Re: RARA-AVIS: Types of noir (was Re: Pop. 1280)

From: Kerry J. Schooley ( gsp.schoo@murderoutthere.com)
Date: 31 Jul 2007


>
>I wrote:
>
>In noir the characters are doomed regardless of
>whether their behaviour is moral, normal, ethical or
>otherwise.
>
>Miker replied:
>I don't agree. 95% of the characters are doomed
>because of moral transgression. A very small
>percentage are doomed by circumstances beyond their
>control. Others simply aren't doomed. They manage to
>extract themselves from the abyss at the end.

I didn't expect agreement, of course, but I won't quibble your figures. The fact that you agree that at least a small percentage of the characters in noir are doomed by circumstances beyond their control means that as a whole, in noir the characters are doomed for more reasons than that their behaviour is immoral or illegal etc.

I won't deal with the others who simply aren't doomed. In my opinion, this is not noir.

We can also disagree over what constitutes immoral or illegal behaviours and certainly the variations here have been exploited by some very nasty characters in life and literature, but our disagreement is not whether morality plays a role in noir but the actual role it plays. You feel that in noir characters (customarily the protagonists) are doomed as a consequence of their immoral behaviours. I feel that in noir characters are doomed by their circumstances, decisions and ambitions to commit immoral, unethical and illegal behaviours (or behaviour contrary to the stated values of the collectives in which they live) and therefor to live in a world of often violent conflict and immorality.

If it is the immoral behaviour that dooms the characters then presumably the doom follows and certainly a great many noir novels punish their ne'er do well protagonists in the end. So do a great many tragedies, satires, comedies, making this definition of noir dubious at best, and we also have examples of noir novels in which protagonists commit immoral and/or illegal acts, but do not appear to be punished.

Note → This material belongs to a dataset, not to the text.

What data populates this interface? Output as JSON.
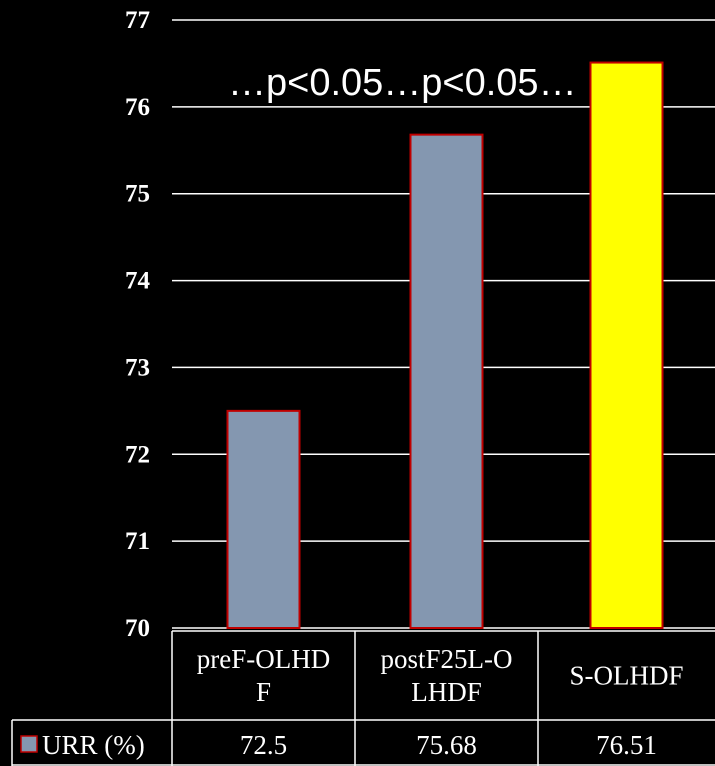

Spillane is a good example. Hammer is a killer. Killing is immoral and, at times, illegal. Readers may feel that his killings are just but there is no question that he is not the designated authority to mete out the justice he does, morally and, at times, legally. It is the fact that Hammer's behaviour is immoral and illegal that provides the impact at the end of I the Jury. But there's no consequence for Hammer's immoral behaviour in I the Jury and little in the series that follows. Hammer carries on killing and seems quite pleased to do so. If the protagonist is doomed for his immorality, then Spillane was writing hardboil, but not noir.

On the other hand, if Hammer is doomed by his decision to fight violence with direct violence, whatever his motivation, he has doomed himself to a life of more violence, immorality, criminality. This may not bother him, but it bothers many readers. And his behaviour corrupts others around him. Pat, the buddy cop who should uphold the law, makes excuses and overlooks much of Hammer's illegal behaviour. And Hammer's original concerns are not really addressed. There is no shortage of nasty characters for Hammer to blow away as the series progresses, just as there is never any shortage of people to fill our jails. Some of these nasties may even be drawn to commit more immoral acts as a consequence of the challenge Hammer poses to them. This is noir. No way out.

This is Lew Griffin, who, despite outward success as an author and university lecturer, is constantly drawn back, by circumstance and his own appetites to a life of violence and addiction. Sometimes in the process he appears to locate someone he's been looking for, but rarely and even more rarely is he able to help that person overcome their problems and then those victims go back to high-risk lifestyles that put them in harm's way to begin with. It appears (as much as anything is certain in Sallis' series) that Griffin is unable to prevent his own son from falling into this pattern of behaviour, repeating Lew's mistakes.

If I read Lethem correctly (Motherless Brooklyn, Fortress of Solitude) he's describing how children are socialized into a culture of corruption, by family and other institutions before they've even had a chance to understand and make decisions about right and wrong. Doomed from the get go.

Certainly these issues go back to the beginning of our civilization
(and probably civilization entirely) but I think noir is a bit different from earlier approaches. It is not just about a fascination with the dark side of humanity, or the satisfaction of watching immoral people receive their just desserts, though there are these things too. Maybe the Greeks were more accepting of the human condition, but I think Christianity and the literature since has been largely about transcending civilization's problems and getting "back to the garden." Problem is, if we're going to accept Eve as the original femme fatale, I think we have to accept that we were doomed by our nature before the fall itself. Noir is about our inability, collectively and individually, to stop behaving in ways contrary to what we believe, morally, legally, ethically etc. We act contrarily to our own values, that is, what we percieve in the long run to be our own best interests and don't seem to be able to do otherwise. Often, despite the evidence of free will, there doesn't seem to be any choice. Other times it's bad decision making. Other times it's a case of putting immediate interests against long term interests- there are a whole bunch of reasons, logical and otherwise and this is the turf where noir operates.

My opinion anyway, Kerry

BTW- while we're at it, couldn't persistence enacting behaviours contrary to what we believe to be our own, espoused best interests, be described as psychotic?